Zima unieruchomiła mnie w Blicksland. Wydaje się jakby była od zawsze i nic nie wskazuje na to, by kiedykolwiek odeszła. Granice Blicksland skute lodem, wiatr hula, a moje myśli rozdygotane dreszczem na niczym skupić się nie mogą.
W obawie przed rychłym zamarznięciem rozesłałam list gończy za generatorem ciepła. Wyznaczyłam nagrodę i czekałam.
Po tygodniu zgłosił się. Przedstawił legitymację, certyfikat i szczegółowy plan działania. Tabelki, wykresy, analizy, szybkie łącze, wifi w jednej kieszeni, pamięć flash w drugiej. Profesjonalista - pomyślałam.
Wyznaczył i mnie pewną rolę w procesie ocieplania Blicksland, na co z ochotą przystałam, bo w moim to interesie, by do normalnego funkcjonowania jak najszybciej powrócić. Kazał być cierpliwym i nie sprzeciwiać się. Wiedział co mówi, bo dziwne to zasady były, ale jak umowa to umowa. Byłam cierpliwa i rezultatów oczekiwałam w milczeniu i pełnej zgodzie.
Dzień jednak za dniem mijał, a poprawy nie było. On robił obliczenia, rysował diagramy, maile wysyłał i gorącą herbatę kazał sobie parzyć. Ja zamarzałam.
I gdy kolejnego dnia parzyć już nie mogłam, bo do łóżka przymarzłam, on powiedział, że w takich warunkach pracować nie może, bo za zimno i że przykro mu bardzo, ale nic tu po nim.
Oniemiałam. Co??? Toż ja go
po to tu sprowadziłam, by ciepło nastało, a on mi na to, że za zimno i ciepła nie wygeneruje z takiego chłodu.
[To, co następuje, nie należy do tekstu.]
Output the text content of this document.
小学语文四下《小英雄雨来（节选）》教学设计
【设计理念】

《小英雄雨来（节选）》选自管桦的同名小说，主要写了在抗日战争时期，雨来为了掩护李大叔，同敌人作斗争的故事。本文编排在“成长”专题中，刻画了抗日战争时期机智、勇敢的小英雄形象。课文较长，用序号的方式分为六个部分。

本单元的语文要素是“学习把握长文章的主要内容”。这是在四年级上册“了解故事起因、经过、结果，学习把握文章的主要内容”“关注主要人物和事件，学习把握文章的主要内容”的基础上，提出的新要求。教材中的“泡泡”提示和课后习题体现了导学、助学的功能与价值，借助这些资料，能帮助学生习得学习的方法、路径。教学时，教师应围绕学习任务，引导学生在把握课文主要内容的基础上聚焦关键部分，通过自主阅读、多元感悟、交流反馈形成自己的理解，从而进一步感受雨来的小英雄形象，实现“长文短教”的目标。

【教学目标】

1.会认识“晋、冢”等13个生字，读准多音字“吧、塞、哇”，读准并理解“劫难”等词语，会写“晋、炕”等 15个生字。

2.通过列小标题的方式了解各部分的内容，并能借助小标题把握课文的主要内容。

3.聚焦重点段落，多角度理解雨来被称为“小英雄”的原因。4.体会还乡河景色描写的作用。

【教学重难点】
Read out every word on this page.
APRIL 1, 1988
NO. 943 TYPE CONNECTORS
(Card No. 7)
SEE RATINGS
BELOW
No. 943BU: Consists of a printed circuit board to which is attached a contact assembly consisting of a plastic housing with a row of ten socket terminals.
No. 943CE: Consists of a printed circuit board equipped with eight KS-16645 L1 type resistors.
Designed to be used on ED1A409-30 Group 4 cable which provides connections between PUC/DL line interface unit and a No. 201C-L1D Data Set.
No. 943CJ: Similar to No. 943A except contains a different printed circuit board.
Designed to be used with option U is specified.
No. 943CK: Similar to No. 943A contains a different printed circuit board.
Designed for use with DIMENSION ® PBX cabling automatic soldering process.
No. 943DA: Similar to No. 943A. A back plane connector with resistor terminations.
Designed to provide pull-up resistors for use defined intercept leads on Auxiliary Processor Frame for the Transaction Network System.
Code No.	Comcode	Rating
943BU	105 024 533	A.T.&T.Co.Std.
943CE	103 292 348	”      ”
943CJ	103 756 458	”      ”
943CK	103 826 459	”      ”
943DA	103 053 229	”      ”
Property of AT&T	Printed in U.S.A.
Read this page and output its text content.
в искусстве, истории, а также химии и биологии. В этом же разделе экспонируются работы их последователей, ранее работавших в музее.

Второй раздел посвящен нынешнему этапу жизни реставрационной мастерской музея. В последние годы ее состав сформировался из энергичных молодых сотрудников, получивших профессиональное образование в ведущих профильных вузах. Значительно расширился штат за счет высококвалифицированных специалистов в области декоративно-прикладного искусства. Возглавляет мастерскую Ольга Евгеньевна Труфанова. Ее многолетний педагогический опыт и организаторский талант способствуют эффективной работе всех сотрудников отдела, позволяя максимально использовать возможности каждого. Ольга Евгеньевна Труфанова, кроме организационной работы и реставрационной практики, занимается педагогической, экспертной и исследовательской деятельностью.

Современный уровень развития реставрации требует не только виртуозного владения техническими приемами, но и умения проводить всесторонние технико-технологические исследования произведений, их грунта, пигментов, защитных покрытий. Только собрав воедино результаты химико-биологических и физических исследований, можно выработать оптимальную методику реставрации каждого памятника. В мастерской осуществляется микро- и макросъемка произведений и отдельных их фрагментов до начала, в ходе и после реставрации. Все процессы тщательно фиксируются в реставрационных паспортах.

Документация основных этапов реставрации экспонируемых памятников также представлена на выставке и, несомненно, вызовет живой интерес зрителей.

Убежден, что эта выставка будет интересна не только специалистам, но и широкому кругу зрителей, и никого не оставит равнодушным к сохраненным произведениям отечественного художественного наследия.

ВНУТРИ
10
I na odchodnym pochwalił się jeszcze, że był generatorem zeszłorocznej wiosny w środku zimy i bezczelnie podał wszystkie szczegóły. Tak! Dokładnie rok temu to było, przecież pamiętam jak dziś tamtą gorącą noc, gdy zrzucałam ubrania. Co za zuchwałość! Co za pyszałkowatość! A teraz? - pytam - A teraz co? A teraz to on nie wie, widocznie raz się udaje, a innym razem nie, a poza tym to iść już musi, bo ma sprawy do załatwienia. No nie! Tego było już za wiele. Wściekłam się na niego, zaczęłam krzyczeć, że takich specjalistów to na pęczki i że może sobie wsadzić gdzieś te wszystkie certyfikaty, bo i tak na nic się zdadzą i że żadnym generatorem ciepła nie jest tylko marnym oszustem.
Wściekłość ta sprawiła, że krew we mnie zawrzała, zabulgotała i... rozmarzło ciało moje, a wraz z nim całe Blicksland.
Morał z tej historii? Chcesz ciepła - wygeneruj sobie sam!